第89回(2009)高校ラグビー埼玉県予選(3回戦展望)。

しっかりと踏み止まってみせた,と言うべきでしょうね。


 仕掛けなければならない立場に,相手はある。試合開始(実際には長いインターバルを経た再開,と言うべきか)直後,反撃の手掛かりをつかんだかに見えたけれど,ゲーム・クロックに残された時間は決して多くはない。


 難しいゲームを,コントロールしてみせたこと。これは,確かに意味あること,かも知れません。


 ・・・タイトルとはまったく関係ない,再開試合についてはこの程度で。


 そうではなくて,高体連ラグビー専門部のページをもとにしながら,高校ラグビーの話であります。


 さて。

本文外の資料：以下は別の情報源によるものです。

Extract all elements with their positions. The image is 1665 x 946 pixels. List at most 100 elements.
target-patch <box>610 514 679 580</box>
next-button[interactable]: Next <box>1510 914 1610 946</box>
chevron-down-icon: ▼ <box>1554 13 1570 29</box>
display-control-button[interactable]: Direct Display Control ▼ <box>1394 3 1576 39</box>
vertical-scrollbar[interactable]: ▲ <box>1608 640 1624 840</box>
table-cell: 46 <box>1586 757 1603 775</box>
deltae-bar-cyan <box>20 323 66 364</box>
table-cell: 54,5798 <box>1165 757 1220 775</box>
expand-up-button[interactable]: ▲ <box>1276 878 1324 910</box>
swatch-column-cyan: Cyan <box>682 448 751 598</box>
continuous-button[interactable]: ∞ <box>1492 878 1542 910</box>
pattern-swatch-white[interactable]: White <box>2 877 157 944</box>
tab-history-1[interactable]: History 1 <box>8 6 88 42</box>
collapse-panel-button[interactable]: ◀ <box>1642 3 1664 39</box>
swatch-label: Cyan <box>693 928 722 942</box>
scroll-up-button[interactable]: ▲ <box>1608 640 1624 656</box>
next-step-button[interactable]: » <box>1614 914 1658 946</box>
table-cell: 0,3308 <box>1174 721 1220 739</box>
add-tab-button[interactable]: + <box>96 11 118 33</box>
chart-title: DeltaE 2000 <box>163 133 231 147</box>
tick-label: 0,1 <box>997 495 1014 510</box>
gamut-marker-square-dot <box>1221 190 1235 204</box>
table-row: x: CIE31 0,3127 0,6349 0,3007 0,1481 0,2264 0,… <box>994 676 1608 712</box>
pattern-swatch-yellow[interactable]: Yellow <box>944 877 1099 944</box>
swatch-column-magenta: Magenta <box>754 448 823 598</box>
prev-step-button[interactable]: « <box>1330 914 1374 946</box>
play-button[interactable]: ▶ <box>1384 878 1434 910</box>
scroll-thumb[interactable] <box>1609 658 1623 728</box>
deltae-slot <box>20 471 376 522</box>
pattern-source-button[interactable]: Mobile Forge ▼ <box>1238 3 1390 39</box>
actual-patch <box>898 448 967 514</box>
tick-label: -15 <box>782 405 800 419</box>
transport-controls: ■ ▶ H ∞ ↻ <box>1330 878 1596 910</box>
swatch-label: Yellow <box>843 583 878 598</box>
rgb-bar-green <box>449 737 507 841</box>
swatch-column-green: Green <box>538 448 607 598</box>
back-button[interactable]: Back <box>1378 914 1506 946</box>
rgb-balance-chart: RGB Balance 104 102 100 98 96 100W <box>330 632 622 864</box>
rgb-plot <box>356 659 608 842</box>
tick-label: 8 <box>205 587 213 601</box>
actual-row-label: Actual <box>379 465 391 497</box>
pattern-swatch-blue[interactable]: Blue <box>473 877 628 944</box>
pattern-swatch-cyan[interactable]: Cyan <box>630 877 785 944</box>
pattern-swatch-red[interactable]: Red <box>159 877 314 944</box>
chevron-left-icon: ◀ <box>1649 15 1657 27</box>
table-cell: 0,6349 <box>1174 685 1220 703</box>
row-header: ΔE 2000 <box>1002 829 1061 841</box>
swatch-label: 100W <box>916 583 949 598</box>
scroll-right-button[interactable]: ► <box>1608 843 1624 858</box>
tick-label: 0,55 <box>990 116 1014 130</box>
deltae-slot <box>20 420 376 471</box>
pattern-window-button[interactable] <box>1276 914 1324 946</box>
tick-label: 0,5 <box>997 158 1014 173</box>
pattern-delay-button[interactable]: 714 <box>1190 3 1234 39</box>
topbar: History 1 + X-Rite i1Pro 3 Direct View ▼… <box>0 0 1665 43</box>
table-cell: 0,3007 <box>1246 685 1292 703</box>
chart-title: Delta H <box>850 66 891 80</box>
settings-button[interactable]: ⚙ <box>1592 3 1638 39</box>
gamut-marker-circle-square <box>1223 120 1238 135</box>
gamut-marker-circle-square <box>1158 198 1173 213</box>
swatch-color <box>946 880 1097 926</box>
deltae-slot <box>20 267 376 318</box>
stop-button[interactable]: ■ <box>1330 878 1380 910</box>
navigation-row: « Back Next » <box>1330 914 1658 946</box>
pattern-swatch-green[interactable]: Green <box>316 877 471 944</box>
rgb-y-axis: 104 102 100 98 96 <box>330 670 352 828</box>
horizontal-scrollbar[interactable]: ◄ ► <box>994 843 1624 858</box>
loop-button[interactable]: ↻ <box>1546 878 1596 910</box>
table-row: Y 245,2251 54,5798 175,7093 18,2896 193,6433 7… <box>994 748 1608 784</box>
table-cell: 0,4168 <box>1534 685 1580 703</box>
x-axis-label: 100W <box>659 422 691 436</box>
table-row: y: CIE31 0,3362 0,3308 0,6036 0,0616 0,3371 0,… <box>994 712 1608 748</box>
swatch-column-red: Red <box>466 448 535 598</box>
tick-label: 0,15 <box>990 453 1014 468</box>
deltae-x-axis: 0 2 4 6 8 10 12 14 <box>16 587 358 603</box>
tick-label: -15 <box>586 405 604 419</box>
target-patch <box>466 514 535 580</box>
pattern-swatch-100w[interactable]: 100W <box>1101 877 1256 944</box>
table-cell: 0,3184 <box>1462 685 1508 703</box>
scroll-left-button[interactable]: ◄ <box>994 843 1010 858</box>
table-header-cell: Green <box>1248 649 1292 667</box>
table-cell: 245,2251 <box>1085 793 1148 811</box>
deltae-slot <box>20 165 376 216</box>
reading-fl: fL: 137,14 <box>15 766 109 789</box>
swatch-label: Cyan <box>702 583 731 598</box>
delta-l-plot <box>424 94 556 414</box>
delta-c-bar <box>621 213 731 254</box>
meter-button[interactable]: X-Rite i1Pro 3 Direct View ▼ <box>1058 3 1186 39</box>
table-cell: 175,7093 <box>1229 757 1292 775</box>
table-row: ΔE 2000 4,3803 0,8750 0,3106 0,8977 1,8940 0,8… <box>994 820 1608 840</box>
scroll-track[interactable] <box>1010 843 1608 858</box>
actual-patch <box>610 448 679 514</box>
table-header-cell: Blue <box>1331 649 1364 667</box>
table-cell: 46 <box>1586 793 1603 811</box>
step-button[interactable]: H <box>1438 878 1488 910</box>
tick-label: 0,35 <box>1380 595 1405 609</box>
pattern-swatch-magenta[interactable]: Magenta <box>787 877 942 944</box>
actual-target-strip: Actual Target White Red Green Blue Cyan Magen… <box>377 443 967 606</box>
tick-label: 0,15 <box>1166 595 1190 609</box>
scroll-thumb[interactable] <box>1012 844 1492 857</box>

埼玉県予選は2回戦が終了した段階であります。Bシードがトーナメントに参戦してくるタイミングであって,Aシードへの挑戦権を奪取するタイミング,であります。


 そこで,トーナメント・ドローを眺めてみますと。


 強豪校,という形容詞から「古豪」という形容詞に変えないといけないチームがあることに,ちょっとした驚きを感じます。熊谷工,であります。
 かつて,全国制覇までを経験したチームでありながら,2009シーズンはノンシードとして県予選を戦う。1回戦は,確かに実力差を見せ付けるかのようなファイナル・スコアだが,2回戦ではBシードである川越に屈する。
 もちろん,高校チームが実力を維持するのは難しいことです。私立であるならば,ある程度のフリーハンドを手にすることもできましょうが,公立校には「校区」という制約が掛かりますし,同じ県北エリアには強豪校が複数あります。地盤沈下を起こす可能性は,少なからずあると言うべきなのでしょうが,それにしても,かつての姿を知る立場としては,寂しい思いをするところがある,というのも確かです。


 とは言え,トーナメントとしては面白さを増した,とも言えるでしょうか。


 3回戦での対戦カードをちょっと抜き出してみますと,


     深谷(A)−松山

     川越東 −川越(B)

     進修館(B)−川越工

     春日部−慶應志木(A)

     浦和(A)−伊奈学園

     早大本庄−熊谷(B)

     所沢北(B)−大井

     立教新座正智深谷(A)


であります。


 県北の強豪校OBとしては,どうしても虚心坦懐,というわけにはいきません。でも,ラグビー・フリークとしては違った見方もしたくなります。
 ここ数季,ノンシード勢に注目してきた立場からすると,伊奈学園や立教新座の駆け上がり方はなかなかに期待を持たせるものがあるな,と感じます。加速態勢,と言って差し支えないような上がり方をしていますから,トーナメント初戦となる浦和,そして正智にとっては「入り方」を間違えてしまうと,難しさを見せることにもなりかねない,などと思います。
 反対側から見れば,指定席切符を射程に収めようというチームがAシードとして指定されているわけですから,いい緊張感を持って初戦に臨むことができる,その意味で絶好の相手が勝ち上がってきた,という見方もできようか,と。


 花園でも,似たような印象を持っていますが,シード勢が登場してからのトーナメントは,ギアが変わったような感じを持ちます。
 今季,そのギアが変わった感じを最も強く感じさせるのは,どのAシードか。そして,ギアを変えさせるのは,ノンシードから勝ち上がったチームでもある。


 ラグビー・フリークとしては,楽しみな季節がまた来たな,という感じであります。